Last week, we harvested the tomatoes in the back yard before they were able to fully ripen due to the inclement weather. Too bad about our impending doom in regards to winter coming extremely early, or at least it seems that way. That's just the way it goes unfortunately.


We think there is around 20lbs or thereabouts from 3 plants mainly. We had 7 or 8, but the other plants just didn't get enough sunlight to make them grow properly. The next evening, we were able to take off about 4 or 5 lbs of cherry tomatoes as they didn't freeze the night before. Some of them were red, but mostly they were green as well. The green unripened ones will go downstairs to a cool, dry environment underneath the stairs (where we store our wine collection) to continue ripening. The mother-in-law says this is the best way to go about making your unripened tomatoes finish what they need to do.

We won't be able to work with this crop for awhile, but when they are ready to go, I will let you know what their fate will be. In October, we are headed out to Mrs. Urban Eaters hometown to visit her family, so by then the tomatoes will be ready. I already have 4 large cans of San Marzanos to make tomato sauce with, but I think I will can our homegrown ones. The mummy-in-law does this every year, so why not do it with her? The wife likes this kind of thing too as her mom makes it a big operation and can be quite entertaining for little O as well.

This column did not come out for a few days as my mother and step-father were in town for a few days. They usually come to town every 3 to 4 months for a visit. There is always lots for them to do here and lots for them to eat.

My step-dad (EW) has finally put an emphasis on eating healthy. This is a very good thing as he is not very active anymore. He has an extremely bad leg which has kept him off of the squash courts for quite awhile and has now even made him avoid the golf course as well. This means eating healthy takes precedence over most anything else now. He still has a belly on him, but I believe his heart and the rest of his body is thankful.

The wife noticed my mother has lost weight lately. I asked EW about this and he told me this is because he is doing the shopping now rather than her. He is buying fresh fruit and vegetables more now than she was before. As I mentioned in an earlier column, my mother has Alzheimer's, so shopping gets to be extremely expensive and futile. The fridge and the pantry were always full, but as a foodie, I couldn't make heads or tales of it. The only place on earth I couldn't open a door and make something out of what was available to me (make something decently healthy and tasty, that is). I believe this is changing and we are happy about it.
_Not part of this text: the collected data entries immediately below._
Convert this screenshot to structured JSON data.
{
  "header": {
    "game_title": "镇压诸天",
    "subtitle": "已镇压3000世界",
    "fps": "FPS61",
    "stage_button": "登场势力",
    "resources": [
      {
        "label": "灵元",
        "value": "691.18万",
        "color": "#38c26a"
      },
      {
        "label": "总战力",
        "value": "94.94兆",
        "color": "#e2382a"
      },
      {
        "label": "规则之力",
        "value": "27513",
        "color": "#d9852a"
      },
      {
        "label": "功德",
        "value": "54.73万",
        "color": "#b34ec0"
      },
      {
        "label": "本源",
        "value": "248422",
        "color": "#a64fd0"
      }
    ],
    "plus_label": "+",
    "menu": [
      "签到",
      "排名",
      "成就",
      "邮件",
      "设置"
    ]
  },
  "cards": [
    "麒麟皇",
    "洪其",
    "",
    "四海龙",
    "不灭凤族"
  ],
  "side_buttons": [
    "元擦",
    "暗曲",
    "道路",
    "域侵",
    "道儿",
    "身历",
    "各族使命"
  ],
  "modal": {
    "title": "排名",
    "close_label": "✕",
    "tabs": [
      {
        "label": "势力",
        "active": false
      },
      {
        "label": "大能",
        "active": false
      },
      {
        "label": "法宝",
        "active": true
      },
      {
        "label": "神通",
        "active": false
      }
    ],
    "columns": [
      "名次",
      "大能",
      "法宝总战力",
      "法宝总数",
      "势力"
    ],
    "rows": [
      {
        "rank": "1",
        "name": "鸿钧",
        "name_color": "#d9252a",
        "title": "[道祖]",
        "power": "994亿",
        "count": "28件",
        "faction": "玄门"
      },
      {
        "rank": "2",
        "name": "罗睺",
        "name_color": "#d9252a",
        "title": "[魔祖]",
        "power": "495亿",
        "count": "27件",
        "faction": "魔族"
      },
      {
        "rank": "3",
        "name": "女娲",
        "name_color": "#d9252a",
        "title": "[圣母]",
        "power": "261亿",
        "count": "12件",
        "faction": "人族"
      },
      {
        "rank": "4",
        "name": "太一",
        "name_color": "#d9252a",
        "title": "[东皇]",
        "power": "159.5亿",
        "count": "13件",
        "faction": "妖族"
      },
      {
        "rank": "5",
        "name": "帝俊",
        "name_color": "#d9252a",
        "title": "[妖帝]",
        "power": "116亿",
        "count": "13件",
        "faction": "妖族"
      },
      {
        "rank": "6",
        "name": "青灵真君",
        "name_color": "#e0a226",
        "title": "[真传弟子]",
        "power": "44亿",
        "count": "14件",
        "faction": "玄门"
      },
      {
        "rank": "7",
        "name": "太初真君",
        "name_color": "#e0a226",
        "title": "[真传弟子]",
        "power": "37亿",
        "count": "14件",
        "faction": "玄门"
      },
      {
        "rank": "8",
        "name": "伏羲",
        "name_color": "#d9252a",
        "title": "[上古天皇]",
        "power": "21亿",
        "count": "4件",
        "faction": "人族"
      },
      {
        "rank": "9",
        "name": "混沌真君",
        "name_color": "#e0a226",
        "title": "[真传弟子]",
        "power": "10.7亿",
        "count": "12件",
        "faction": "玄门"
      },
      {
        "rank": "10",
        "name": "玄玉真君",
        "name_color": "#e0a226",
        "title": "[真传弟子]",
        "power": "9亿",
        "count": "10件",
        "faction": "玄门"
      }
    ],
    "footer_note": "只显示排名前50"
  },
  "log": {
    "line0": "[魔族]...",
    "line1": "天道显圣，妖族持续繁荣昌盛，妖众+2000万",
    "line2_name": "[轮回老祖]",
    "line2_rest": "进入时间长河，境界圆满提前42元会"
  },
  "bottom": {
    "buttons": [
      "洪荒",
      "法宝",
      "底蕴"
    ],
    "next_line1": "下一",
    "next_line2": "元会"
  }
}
While they are here, breakfast is usually a nice meal as is supper. Lunch is just something we do together if our schedules work out the same. They like their eggs, so I looked in one of my favorite cookbooks for a recipe which the wife and I both like. The Young Man & the Sea is a book by David Pasternack and Ed Levine. Mario Batali, whom I follow and admire despite the size of his belly, wrote the foreword in it. He says "Dave Pasternack is the best thing to happen to Italian fish cooking. Why? Nobody knows more about fish, fishing and fish cooking." That was enough for me to but the book right there. As I looked through it, I started to understand what Mario was talking about. Mr. Pasternack puts everything into terms which make sense and make it easier to accomplish a wonderful seafood dish.

One recipe I am particularly fond of is Soft Scrambled Eggs with Lump Crabmeat. Wow! Whouda thunk such a simple dish could be so good. I cut down on the butter in this dish and use a little more EVOO instead. I had pics as well, but our kitchen doesn't have an abundance of natural light unfortunately, so they didn't turn out so well. Pics the next time I make this dish, I promise!

Ingredients

- 3 Jumbo or 4 large fresh farm eggs
- 2 tablespoons whole milk (I use 1%)
- Sea salt
- Freshly ground black pepper
- 3 tablespoons unsalted butter. You could cut this in half or less if you want to replace some of the butter with EVOO. But, butter adds such a nice flavour...
- 1/2 cup lump crabmeat, picked over for shells and cartilage. If you can't find lump crabmeat, use what is available to you. If you can find fresh King Crab or a reasonable facsimile, this works fine. I have had to use canned crab a couple of times. This works great as long as you buy the good crabmeat in cans.
- High quality extra-virgin olive oil, for drizzling

Method

- In a medium mixing bowl, lightly whisk the eggs and milk. Season with 1/2 teaspoon each salt and pepper.

- Melt the butter (and/or oil) in a medium, nonstick saute pan over medium heat. When the foam subsides, add the crabmeat and reduce the flame to low. Lightly saute until the crabmeat begins to brown, about 3 minutes. Add the egg mixture. Use a heatproof rubber spatula to almost constantly stir the eggs and crabmeat as they gently cook and form small curds, 5 to 6 minutes.

- Spoon onto four salad-size plates, season with salt and pepper, and a light drizzle of the EVOO. make sure it's some of the good stuff. You could also sprinkle a little Fleur de sel over the top instead of regular sea salt, just use a little less as it is quite strong in flavour. Your choice. Serves 4. Serve toast or roasted potatoes on the side, if you wish.

This always goes over well and is a very tasty and filling dish. My mom is a picky eater, so if she will eat it, you should too. Try to find this book if you like cooking seafood. So far, I am very impressed with it and I plan on using many recipes out of it in the future.

Little O's Menu

Over the past couple of days, she has been going through another growth spurt. This means she is eating a lot, or just a little, no in-between. She is still chowing down on the regular diet of fruits and veggies. We are progressing her to slightly bigger and more chunks in her meals. She now understands the concept of chewing her food properly and doesn't seem to be having any issues with it.

The ingredients in the mix as of late have been carrots and zucchini as usual. Now, the broccoli she gets is an tiny floret form rather than pureed. Chunks of beef and chicken make their way in now as well. She can only take so much of the beef as it has a strong flavour to it. The chicken doesn't have such a bold flavour, so she tends to eat a little more of this. For breakfast, she has moved to eating whole blueberries with chunks of sliced peaches and/or mango's with the usual Greek yogurt. The apples and pears will make their way back right away as well. She likes these with cinnamon so much, we can't deny her the privilege of eating these at least 2 or 3 times a week. We were worried she would get sick of them, but this didn't happen thankfully.

It's good to be back writing again after a few days away from the computer. I actually missed this! I hope you are enjoying reading this as much as I enjoy writing it. It gives me a chance to work on my creativity and expand my culinary horizons.

Today's quote:

"We may find in the long run that tinned food is a deadlier weapon than the machine-gun."
 
George Orwell (1903-1950) British novelist, essayist, and critic.